I agree with your assertion this issue is not dealt with in many introductory calculus texts for a variety of reasons. There are two rather different concepts of convergence at play:

• Convergence of the Taylor series centered at $x_o$ let's say $\displaystyle \sum_{n=0}^{\infty} a_n(x-x_o)^n$. The Interval of Convergence (IOC) is the set of all $x$ for which numerical series $\displaystyle \sum_{n=0}^{\infty} a_n(x-x_o)^n$ converges. For a given $x$ and set of coefficients we have numerous tools to decide the IOC. Ratio or Root Tests cover much ground here.

• Convergence of the Taylor series to the function for all $x$ near $x_o$; let $\displaystyle T_k(x) = \sum_{n=0}^{k} a_n(x-x_o)^n$ does $T_k \rightarrow f$ as $k \rightarrow \infty$ ? Actually, what sort of convergence is this ? In truth, this is not the sort of convergence we actually give careful discussion of in Calculus II (in the typical US curriculum). This is convergence of a sequence of functions. The work around for Calculus II is Taylor's Theorem with remainder. Essentially, it says $$ f(x) = T_k(x)+R_k(x) $$ where $R_k(x) = \frac{f^{(k+1)}(c)}{(k+1)!}(x-x_o)^{k+1}$ for some $c$ between $x$ and $x_o$. The Mean Value Theorem is the basic example of this result and the proof of the general result can follow a very similar path.

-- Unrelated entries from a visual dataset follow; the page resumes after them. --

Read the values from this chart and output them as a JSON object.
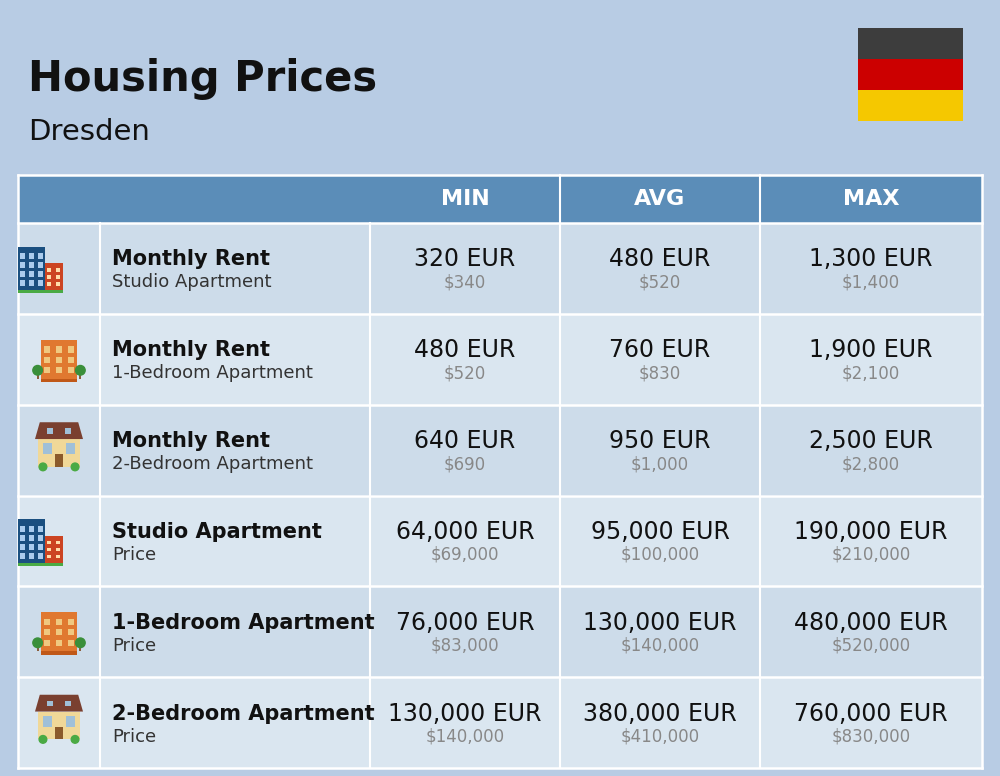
{
  "title": "Housing Prices",
  "subtitle": "Dresden",
  "background_color": "#b8cce4",
  "header_bg_color": "#5b8db8",
  "header_text_color": "#ffffff",
  "row_colors": [
    "#cddcea",
    "#dae6f0"
  ],
  "col_headers": [
    "MIN",
    "AVG",
    "MAX"
  ],
  "rows": [
    {
      "bold_label": "Monthly Rent",
      "sub_label": "Studio Apartment",
      "min_eur": "320 EUR",
      "min_usd": "$340",
      "avg_eur": "480 EUR",
      "avg_usd": "$520",
      "max_eur": "1,300 EUR",
      "max_usd": "$1,400",
      "icon_type": "studio_blue"
    },
    {
      "bold_label": "Monthly Rent",
      "sub_label": "1-Bedroom Apartment",
      "min_eur": "480 EUR",
      "min_usd": "$520",
      "avg_eur": "760 EUR",
      "avg_usd": "$830",
      "max_eur": "1,900 EUR",
      "max_usd": "$2,100",
      "icon_type": "one_bed_orange"
    },
    {
      "bold_label": "Monthly Rent",
      "sub_label": "2-Bedroom Apartment",
      "min_eur": "640 EUR",
      "min_usd": "$690",
      "avg_eur": "950 EUR",
      "avg_usd": "$1,000",
      "max_eur": "2,500 EUR",
      "max_usd": "$2,800",
      "icon_type": "two_bed_house"
    },
    {
      "bold_label": "Studio Apartment",
      "sub_label": "Price",
      "min_eur": "64,000 EUR",
      "min_usd": "$69,000",
      "avg_eur": "95,000 EUR",
      "avg_usd": "$100,000",
      "max_eur": "190,000 EUR",
      "max_usd": "$210,000",
      "icon_type": "studio_blue"
    },
    {
      "bold_label": "1-Bedroom Apartment",
      "sub_label": "Price",
      "min_eur": "76,000 EUR",
      "min_usd": "$83,000",
      "avg_eur": "130,000 EUR",
      "avg_usd": "$140,000",
      "max_eur": "480,000 EUR",
      "max_usd": "$520,000",
      "icon_type": "one_bed_orange"
    },
    {
      "bold_label": "2-Bedroom Apartment",
      "sub_label": "Price",
      "min_eur": "130,000 EUR",
      "min_usd": "$140,000",
      "avg_eur": "380,000 EUR",
      "avg_usd": "$410,000",
      "max_eur": "760,000 EUR",
      "max_usd": "$830,000",
      "icon_type": "two_bed_house"
    }
  ],
  "flag_colors": [
    "#3d3d3d",
    "#cc0000",
    "#f5c800"
  ],
  "eur_fontsize": 17,
  "usd_fontsize": 12,
  "label_bold_fontsize": 15,
  "label_sub_fontsize": 13,
  "header_fontsize": 16,
  "title_fontsize": 30,
  "subtitle_fontsize": 21
}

So, we get to trade the original question of convergence for the easier task of somehow arguing $R_k(x) \rightarrow 0$ as $k \rightarrow \infty$ for appropriate $x$. It is a pain. It is certainly harder than the series convergence and divergence analysis which already kills the given audience. So, many books try to downplay this topic. Personally, I try to prove cosine or sine is analytic because I have typically built sine and cosine from radian measure and limits etc... all without power series and I just need $-1 \leq \cos \theta, \sin \theta \leq 1$. I think the argument for the exponential function is not too bad. But generally, unless I was teaching an honors Calculus II it is something I touch on then walk away from saying we will just assume the function in question is analytic. If the students are shown the example given by Gerald Edgar then they can appreciate the distinction in concepts of convergence. If you show them how to prove analyticity then perhaps they can appreciate why you don't ask them to show it usually. We have many other more pressing issues at this point in calculus: ability to apply convergence tests logically, ability to find Taylor series via non-rediculous methods, mastery of geometric series techniques...

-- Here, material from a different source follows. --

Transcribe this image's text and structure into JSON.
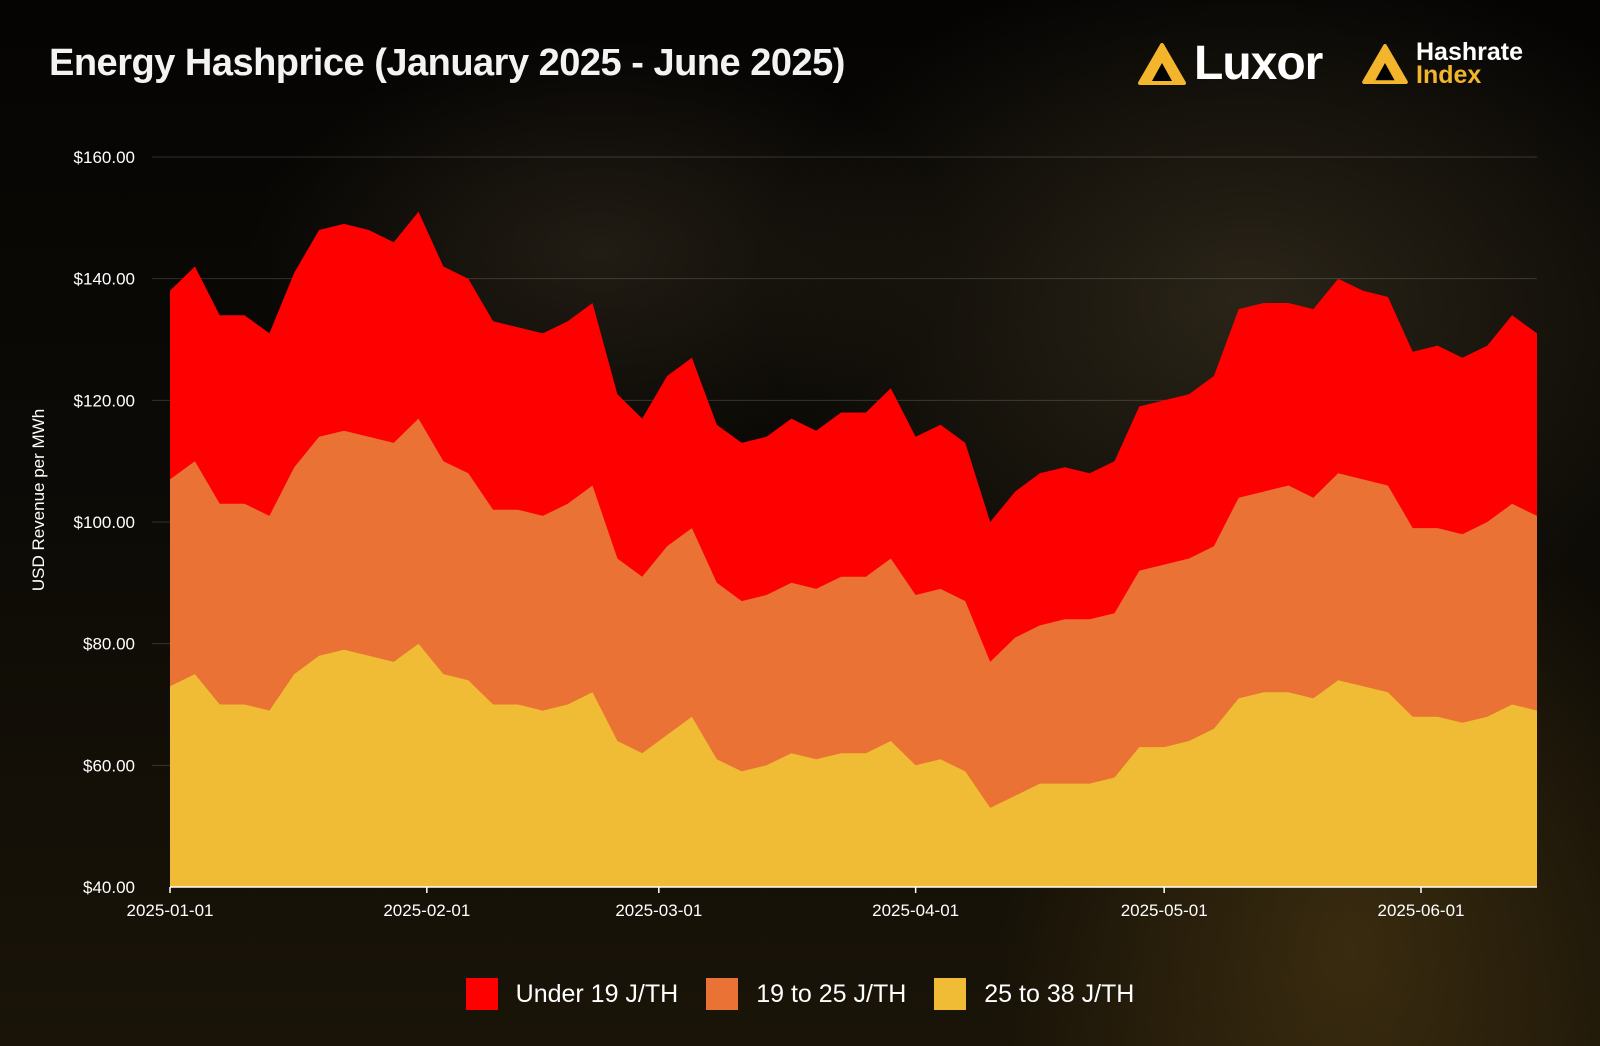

Convergence of a sequence of functions is usually dealt with in a later analysis course where we consider pointwise convergence as well as uniform convergence. Anyway, the problem for Calculus II is we cannot even compare $f$ to its Taylor series unless we have a definition of $f$ which allows us to make the comparison.

One rather slippery solution here:

• If $f$ is defined by a given power series then it necessarily converges to its Taylor expansion.

The above may seem tautological, but if you use power series to formulate the definition of a function then it really is just that simple. However, more generally, to even hope to answer if $f$ is analytic we need some formulation or information about $f$ which allows us to compare $f$ to its Taylor series.

Finally, if you want to see how to bound the error in a given Taylor series for an analytic function then I have a few examples worked out and visualized in my notes. See Pages 204-208 or so

Often we can use the alternating series estimation theorem to get around the sort of arguments I face in the notes. For example, $$ \sin(1) = 1- \frac{1}{6}+ \frac{1}{5!}+ \cdots $$ is an alternating series hence $\sin(1) = 5/6$ to within an error of $1/5!$. Many problems allow this simple run-around.

I wonder, have you thought about showing the derivative of a power series is in fact the derivative of the function as well ? This is actually quite technical and I skipped it for years without a student ever noticing... or at least without noticing and saying something. Salas Hille and Etgen actually does have arguments for this. But, most schools choose lighter fare for their course. After all, retention, enrollment and worse yet what if engineering starts their own course (gulp).